As the end of the semester draws near, grades tend to become a topic of consternation among students and professors. Students tend to worry about the outcome of their course work as it relates to their ability to graduate, move on or keep that ever-important GPA on the up-slope.
Professors, on the other hand, find themselves buried in grading, often wondering why we didn’t just show movies and mark attendance for 15 weeks. As we slog through the work we brought upon ourselves, students are questioning, begging and cajoling, all in desperate hopes of nudging grades just a little (or in some cases, a lot) higher.
I can’t solve every problem (or most of them) on the blog , but here are a few random ideas I have for making life a bit easier on all of us in regard to the grade debate.
Take them as seriously as they seem…
The “Peace with Honor” grade: I’m sure most students have failed to put in an appropriate amount of time on an assignment at some point in time. I’ve noticed this usually happens on essays or longer-form writing pieces, where the student figures if they pour enough BS into a Word document, the professor will decide to give them at least a few points.
The problem is that professors are often stuck when it comes to grading these papers, even with a quality rubric. We don’t know if you were having difficulty with the assignment, so we need to point out the errors in detail to help you for the next one, or if you just didn’t give a crap, so we’re wasting time telling you things you knew, but just didn’t do.
Thus, I propose a “Peace with Honor” grade approach.
When a student knows they are behind the 8-ball on an assignment, instead of BSing us to high heaven and having us wade through your BS, a student can write something simple like, “I know I should have dealt with this assignment better, but I’m not wasting your time trying to fake it.”
The professor, in gratitude, will fail the student with a specific amount of points (I’m a fan of 40-50%), with the idea that not having to comment on every stupid thing the student could have written will save time and defer carpal tunnel surgery.
The “I’m Better Than This” cease fire: In journalism, we care what you can do, not what your grades are once you graduate. To that end, many professors will encourage students to participate in student media to sharpen their skills and gain experience.
In more than a few cases, this is like encouraging someone to “just try” some cocaine so they can get a bunch of stuff done quickly. The students quickly become addicted to the newsroom and their GPA heads downhill like a stock market graph of the Great Depression.
Professors often start getting weaker work from those students because they’re running the paper or the radio station or the TV station. Suddenly, classes have become something of an fifth or eighth priority in their lives.
For some professors, this can become irritating because we KNOW you can do better at this work. For some students, this can also become irritating because they KNOW they are better than what the grades they get keep reflecting.

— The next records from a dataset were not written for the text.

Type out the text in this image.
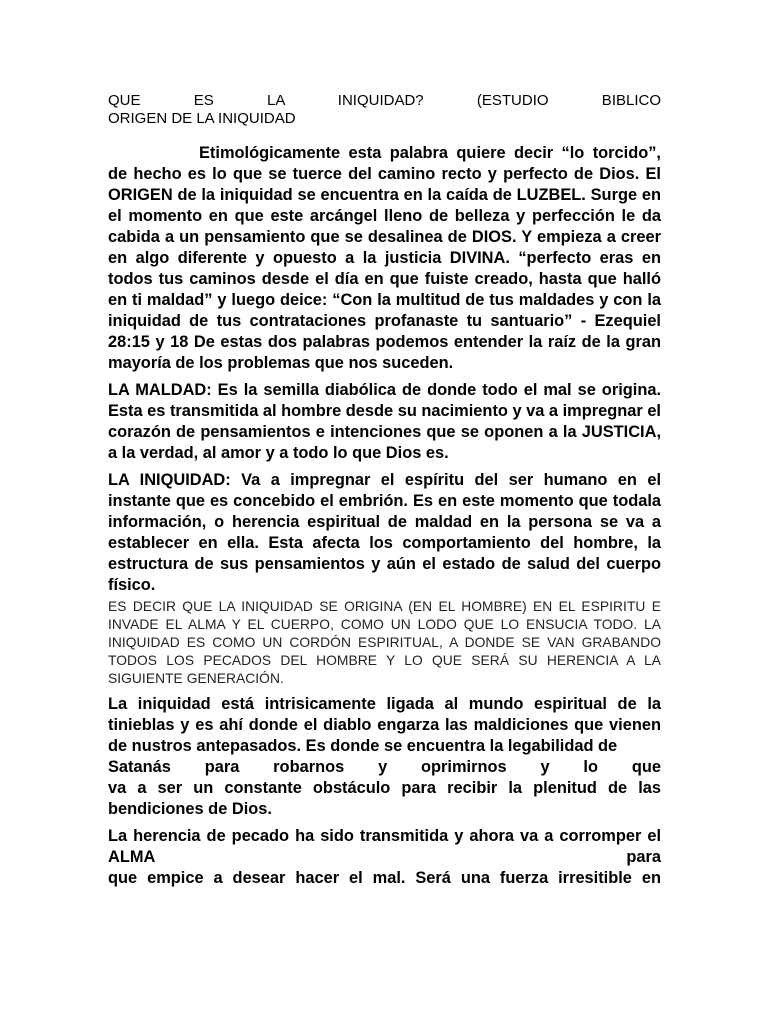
QUE ES LA INIQUIDAD? (ESTUDIO BIBLICO
ORIGEN DE LA INIQUIDAD

Etimológicamente esta palabra quiere decir “lo torcido”, de hecho es lo que se tuerce del camino recto y perfecto de Dios. El ORIGEN de la iniquidad se encuentra en la caída de LUZBEL. Surge en el momento en que este arcángel lleno de belleza y perfección le da cabida a un pensamiento que se desalinea de DIOS. Y empieza a creer en algo diferente y opuesto a la justicia DIVINA. “perfecto eras en todos tus caminos desde el día en que fuiste creado, hasta que halló en ti maldad” y luego deice: “Con la multitud de tus maldades y con la iniquidad de tus contrataciones profanaste tu santuario” - Ezequiel 28:15 y 18 De estas dos palabras podemos entender la raíz de la gran mayoría de los problemas que nos suceden.

LA MALDAD: Es la semilla diabólica de donde todo el mal se origina. Esta es transmitida al hombre desde su nacimiento y va a impregnar el corazón de pensamientos e intenciones que se oponen a la JUSTICIA, a la verdad, al amor y a todo lo que Dios es.

LA INIQUIDAD: Va a impregnar el espíritu del ser humano en el instante que es concebido el embrión. Es en este momento que todala información, o herencia espiritual de maldad en la persona se va a establecer en ella. Esta afecta los comportamiento del hombre, la estructura de sus pensamientos y aún el estado de salud del cuerpo físico.

ES DECIR QUE LA INIQUIDAD SE ORIGINA (EN EL HOMBRE) EN EL ESPIRITU E INVADE EL ALMA Y EL CUERPO, COMO UN LODO QUE LO ENSUCIA TODO. LA INIQUIDAD ES COMO UN CORDÓN ESPIRITUAL, A DONDE SE VAN GRABANDO TODOS LOS PECADOS DEL HOMBRE Y LO QUE SERÁ SU HERENCIA A LA SIGUIENTE GENERACIÓN.

La iniquidad está intrisicamente ligada al mundo espiritual de la tinieblas y es ahí donde el diablo engarza las maldiciones que vienen de nustros antepasados. Es donde se encuentra la legabilidad de
Satanás para robarnos y oprimirnos y lo que
va a ser un constante obstáculo para recibir la plenitud de las bendiciones de Dios.
La herencia de pecado ha sido transmitida y ahora va a corromper el
ALMA para
que empice a desear hacer el mal. Será una fuerza irresitible en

A potential solution is this cease-fire approach: I’ve told more than a few students, “Look, I get it. I once skipped six weeks of classes because I was dedicated to the student newspaper. I know why you’re disappearing like a kid running after a red balloon in a Stephen King novel. I also understand I’m not a top priority, so let’s try to make peace with this.
“I will promise not to ride you mercilessly about how crappy your work is in here, if you promise not to piss and moan about your lousy grades. We’ll get you through this alive, and once you end up running a professional newsroom, just make sure you keep your alma mater in mind for potential internship candidates. And don’t make GPA a requirement for successful applications when you’re running the show.”
The “One-Point, Death-Grade, Elevator-Pitch Shimmy” Approach: At the end of a semester in which we grade hundreds of papers across multiple sections and various courses, the computer will eventually spit out a number that correlates to your grade. In more than a few cases, that number will be riding juuuuuuuusssst on the line of a potentially life-altering edge.
For example, if 75 is the demarcation line between a C and a C-, and you need a C or better to continue in your program, you might find yourself sitting at 74.89. The difference between having to start all over with a course or be able to take what you’ve likely scheduled for next semester hangs in the balance of a professor’s attitude regarding rounding, grade-grubbing and the degree to which they want to tolerate you again.
Here’s the best I got for what I would consider “death grades,” the line between pass/fail, advance/retake or B-/C+ (It’s hard to sleep at night knowing you were THAT close to a B of any kind and came up short.): If you’re within a point or two of that death grade, we professors promise to tell you before we file. You have 24 hours to make up a 30-second elevator pitch that would convince us to buy your argument for a better grade.
If you use the words “deserve,” “worked hard,” “need this to graduate,” or any other whiny bull-pucky, you’re done. Gimme at least one or two concrete reasons that I told you were relatively important to this class that you learned or did that make you worthy of me shimmying up your grade a tad.
My discretion in the end, but I gave you a chance.
And finally…
The “But I Tried Really Hard In This Class” Resolution: When your grade is somewhere in the vicinity of the Mendoza Line and you missed so many classes that I almost called in an Amber Alert on you , it’s kind of ballsy to make the claim of effort.